Note: Two inspirations should be acknowledged here at the get-go. One is the somewhat new and more than a little chilling (for its discoveries, not its practice) field of biomonitoring, a.k.a. assessing the Body Burden imposed on you and me by our, ahem, chemically rich modern environments (bear with that linked page, folks, it can be slow to load). To summarize the study that partially inspired this blog, which I became aware of while doing some consulting for Whole Earth Magazine: in 2000, the Environmental Working Group in Washington, D.C., in collaboration with Mount Sinai School of Medicine in New York City, set out to measure the toxic-chemical contamination of nine test subjects—among them the DC-based journalist Bill Moyers and Marin County–based Michael Lerner, the president and founder of Commonweal, a health and environmental research institute. (Why just nine? These tests are very expensive, so they went high-profile on the test subjects to raise awareness.) While it will not, perhaps, strike many readers as odd that the entire test group was chock full o’ toxins, what was surprising to me, at least, was that Lerner, basically your typical tree-huggin’, granola-munchin’, clean-livin’ Marinara, had more toxins in his system than Moyers, the jet-hoppin’, late-night-airport-food-court dinin’, second-hand-smoke-in-public-places-inhalin’ Beltway-dweller. Can you win? No, you can’t win. But do check out the EWG site, if you can get it to load. You can also read more about Body Burden studies here. (I’m not as familiar with this organization, the “Coming Clean Network,” but I see one of the principals is Sharyle Patton, another Body Burden test subject and an expert on chemical transmission in breastmilk—as well as another Commonweal higher-up and Lerner’s wife to boot.)

The second inspiration wasn’t a conscious one at first, but it popped into my head recently, and now it seems pretty obvious: Primo Levi’s great book The Periodic Table, which you can buy from an independent bookseller here.

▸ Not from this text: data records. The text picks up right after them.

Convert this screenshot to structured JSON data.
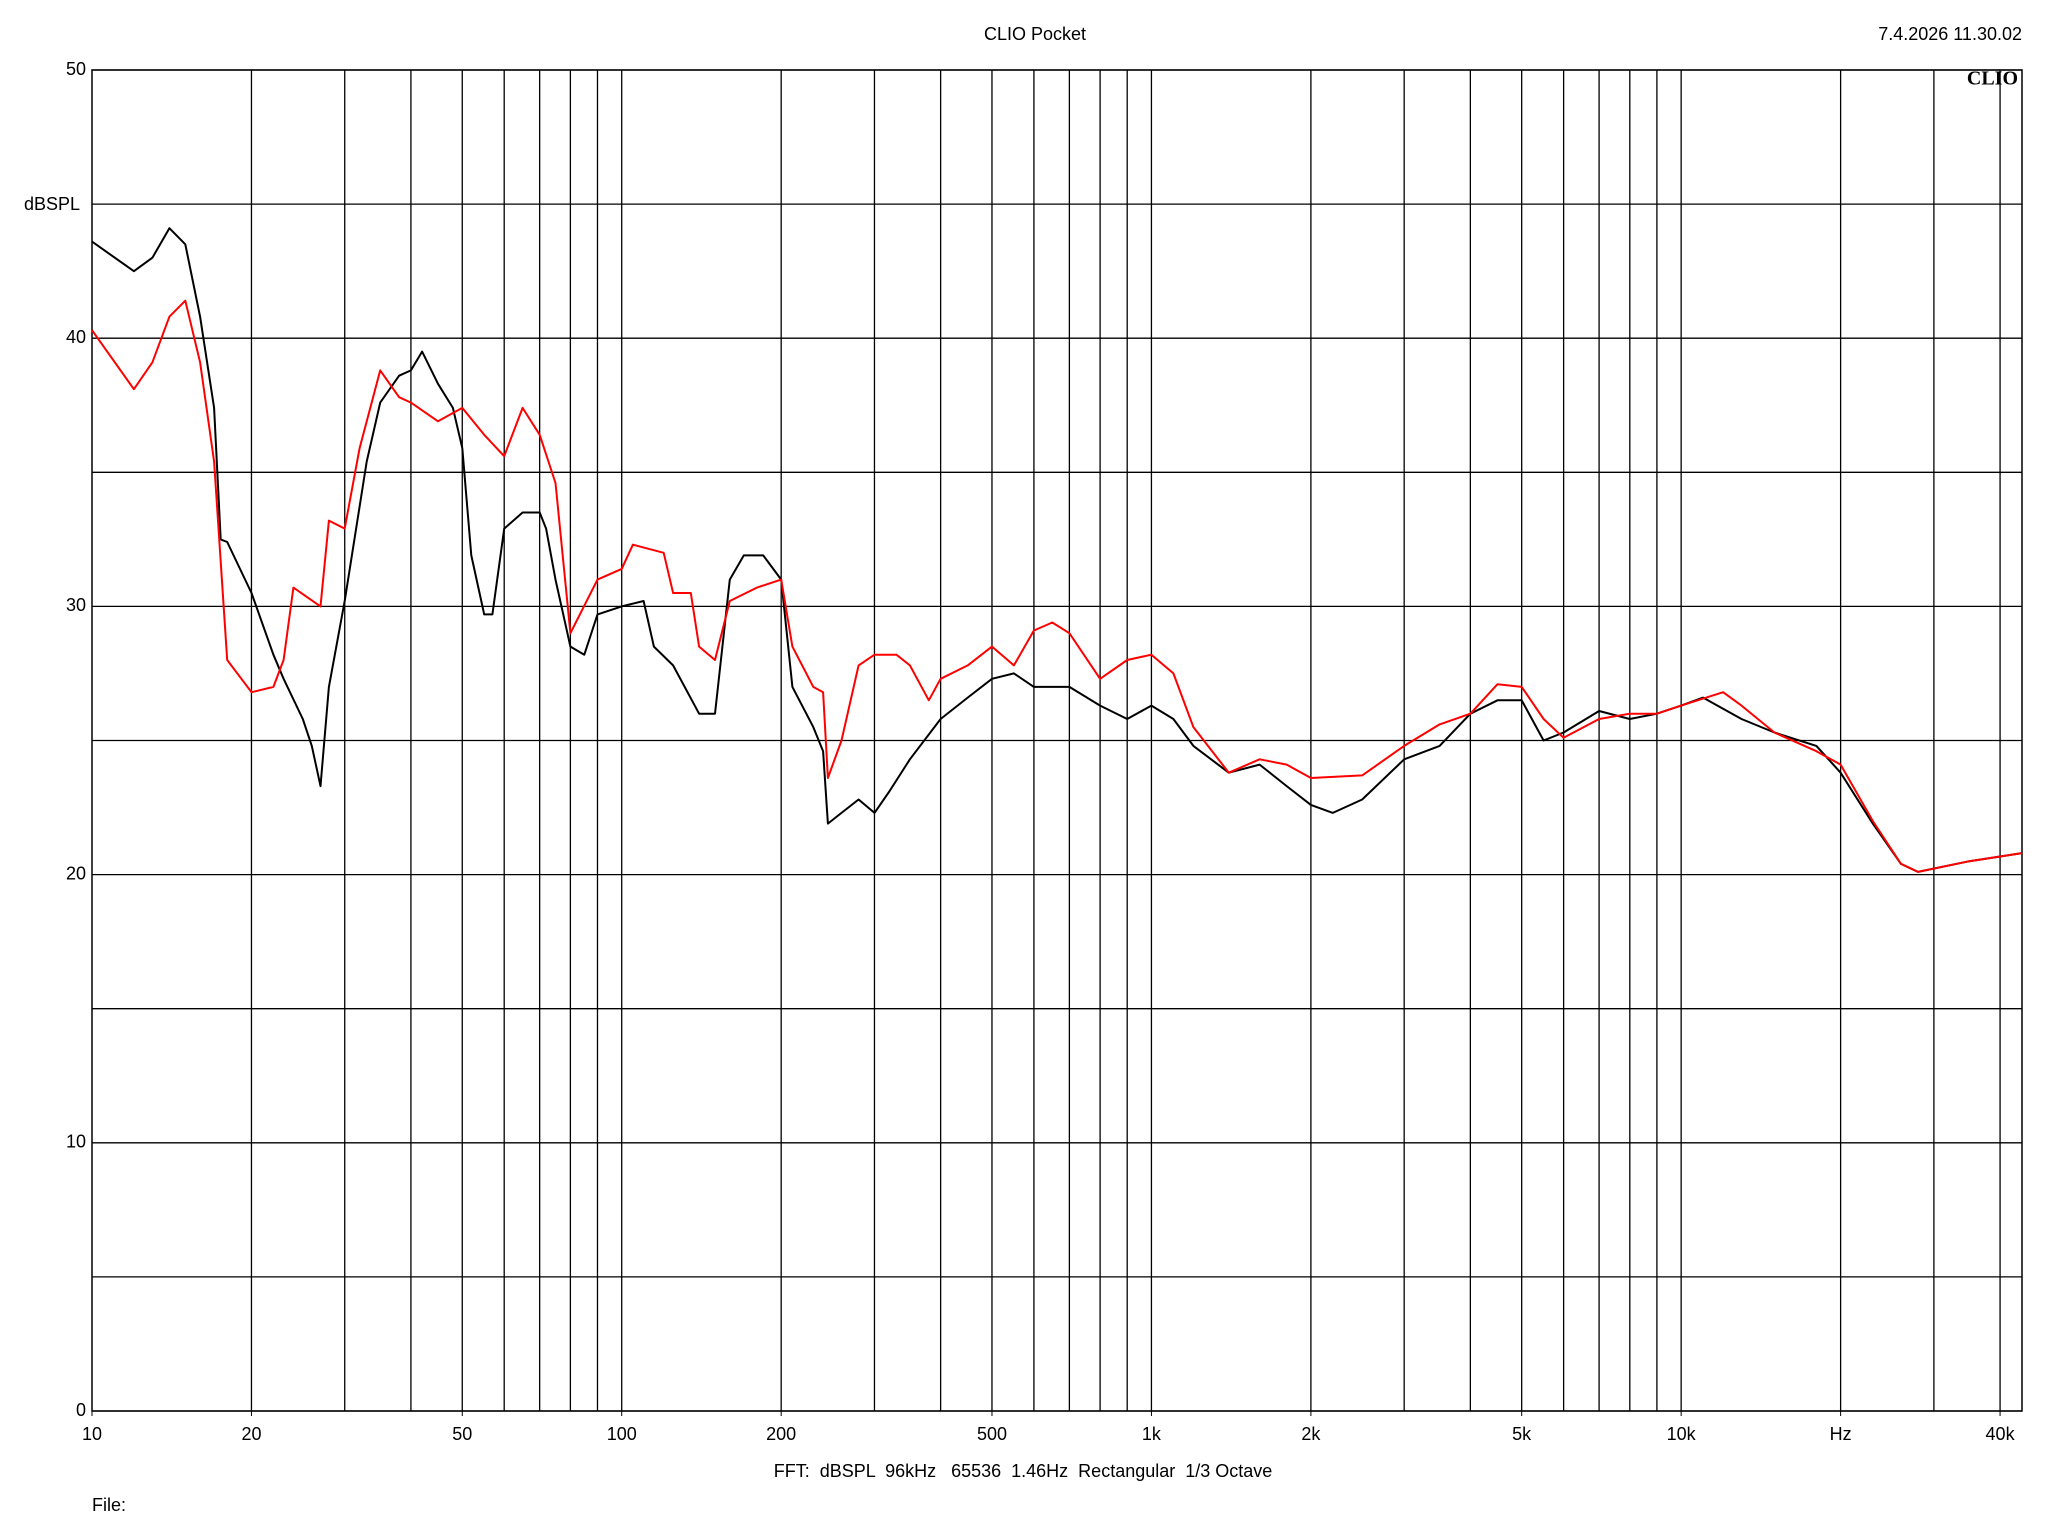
{
  "chart_data": {
    "type": "line",
    "title": "CLIO Pocket",
    "timestamp": "7.4.2026 11.30.02",
    "logo": "CLIO",
    "y_label": "dBSPL",
    "footer": "FFT:  dBSPL  96kHz   65536  1.46Hz  Rectangular  1/3 Octave",
    "file_label": "File:",
    "x_log": true,
    "grid": true,
    "xlim": [
      10,
      44000
    ],
    "ylim": [
      0,
      50
    ],
    "yticks": [
      0,
      10,
      20,
      30,
      40,
      50
    ],
    "yminor": [
      5,
      15,
      25,
      35,
      45
    ],
    "xticks": [
      10,
      20,
      50,
      100,
      200,
      500,
      {
        "value": 1000,
        "label": "1k"
      },
      {
        "value": 2000,
        "label": "2k"
      },
      {
        "value": 5000,
        "label": "5k"
      },
      {
        "value": 10000,
        "label": "10k"
      },
      {
        "value": 20000,
        "label": "Hz"
      },
      {
        "value": 40000,
        "label": "40k"
      }
    ],
    "xgrid": [
      20,
      30,
      40,
      50,
      60,
      70,
      80,
      90,
      100,
      200,
      300,
      400,
      500,
      600,
      700,
      800,
      900,
      1000,
      2000,
      3000,
      4000,
      5000,
      6000,
      7000,
      8000,
      9000,
      10000,
      20000,
      30000,
      40000
    ],
    "series": [
      {
        "color": "#000000",
        "x": [
          10,
          12,
          13,
          14,
          15,
          16,
          17,
          17.5,
          18,
          20,
          22,
          23,
          25,
          26,
          27,
          28,
          30,
          33,
          35,
          38,
          40,
          42,
          45,
          48,
          50,
          52,
          55,
          57,
          60,
          65,
          70,
          72,
          75,
          80,
          85,
          90,
          100,
          110,
          115,
          125,
          140,
          150,
          160,
          170,
          185,
          200,
          210,
          230,
          240,
          245,
          260,
          280,
          300,
          320,
          350,
          400,
          450,
          500,
          550,
          600,
          700,
          800,
          900,
          1000,
          1100,
          1200,
          1400,
          1600,
          1800,
          2000,
          2200,
          2500,
          3000,
          3500,
          4000,
          4500,
          5000,
          5500,
          6000,
          7000,
          8000,
          9000,
          10000,
          11000,
          13000,
          15000,
          18000,
          20000,
          23000,
          26000,
          28000,
          35000,
          44000
        ],
        "values": [
          43.6,
          42.5,
          43.0,
          44.1,
          43.5,
          40.8,
          37.4,
          32.5,
          32.4,
          30.5,
          28.2,
          27.3,
          25.8,
          24.8,
          23.3,
          27.0,
          30.2,
          35.4,
          37.6,
          38.6,
          38.8,
          39.5,
          38.3,
          37.4,
          35.9,
          31.9,
          29.7,
          29.7,
          32.9,
          33.5,
          33.5,
          32.9,
          31.0,
          28.5,
          28.2,
          29.7,
          30.0,
          30.2,
          28.5,
          27.8,
          26.0,
          26.0,
          31.0,
          31.9,
          31.9,
          31.0,
          27.0,
          25.5,
          24.6,
          21.9,
          22.3,
          22.8,
          22.3,
          23.1,
          24.3,
          25.8,
          26.6,
          27.3,
          27.5,
          27.0,
          27.0,
          26.3,
          25.8,
          26.3,
          25.8,
          24.8,
          23.8,
          24.1,
          23.3,
          22.6,
          22.3,
          22.8,
          24.3,
          24.8,
          26.0,
          26.5,
          26.5,
          25.0,
          25.3,
          26.1,
          25.8,
          26.0,
          26.3,
          26.6,
          25.8,
          25.3,
          24.8,
          23.8,
          21.9,
          20.4,
          20.1,
          20.5,
          20.8
        ]
      },
      {
        "color": "#ff0000",
        "x": [
          10,
          12,
          13,
          14,
          15,
          16,
          17,
          18,
          20,
          22,
          23,
          24,
          27,
          28,
          30,
          32,
          35,
          38,
          40,
          45,
          50,
          55,
          60,
          65,
          70,
          75,
          80,
          90,
          100,
          105,
          120,
          125,
          135,
          140,
          150,
          160,
          180,
          200,
          210,
          230,
          240,
          245,
          260,
          280,
          300,
          330,
          350,
          380,
          400,
          450,
          500,
          550,
          600,
          650,
          700,
          800,
          900,
          1000,
          1100,
          1200,
          1400,
          1600,
          1800,
          2000,
          2500,
          3000,
          3500,
          4000,
          4500,
          5000,
          5500,
          6000,
          7000,
          8000,
          9000,
          10000,
          12000,
          13000,
          15000,
          18000,
          20000,
          23000,
          26000,
          28000,
          35000,
          44000
        ],
        "values": [
          40.3,
          38.1,
          39.1,
          40.8,
          41.4,
          39.1,
          35.4,
          28.0,
          26.8,
          27.0,
          28.0,
          30.7,
          30.0,
          33.2,
          32.9,
          35.9,
          38.8,
          37.8,
          37.6,
          36.9,
          37.4,
          36.4,
          35.6,
          37.4,
          36.4,
          34.6,
          29.0,
          31.0,
          31.4,
          32.3,
          32.0,
          30.5,
          30.5,
          28.5,
          28.0,
          30.2,
          30.7,
          31.0,
          28.5,
          27.0,
          26.8,
          23.6,
          25.0,
          27.8,
          28.2,
          28.2,
          27.8,
          26.5,
          27.3,
          27.8,
          28.5,
          27.8,
          29.1,
          29.4,
          29.0,
          27.3,
          28.0,
          28.2,
          27.5,
          25.5,
          23.8,
          24.3,
          24.1,
          23.6,
          23.7,
          24.8,
          25.6,
          26.0,
          27.1,
          27.0,
          25.8,
          25.1,
          25.8,
          26.0,
          26.0,
          26.3,
          26.8,
          26.3,
          25.3,
          24.6,
          24.1,
          22.0,
          20.4,
          20.1,
          20.5,
          20.8
        ]
      }
    ]
  }
}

So all props to Primo, and may no readers be so unkind as to compare my poor little blog to his work.

2 Comments:

Anonymous Anonymous said...

Ouch. I feel like I wanna stick a Brita filter in my gob and never remove.

Quick note on not-winning: NYC has famously followed your own homeland in banning smoking from all workplace environs. Bravo. But this has not, alas, done away with smokers as such. What it *has* done is concentrate them -- especially in these raking northeastern winters -- in furtive-yet-defiant clusters at the little arched entryways to our giant workhives. Thus are we now, every one of us, forced to pass through tunnels of secondhand death on our way to the spiritual death of cubeland. Someone's sick sense of symmetry, no doubt.

Rock on. Welcome to the 'sphere.

9:33 AM  
Anonymous Anonymous said...

Does Peet's French Roast not count as a humour that permeates, nay fuels, thy weltenschaaung?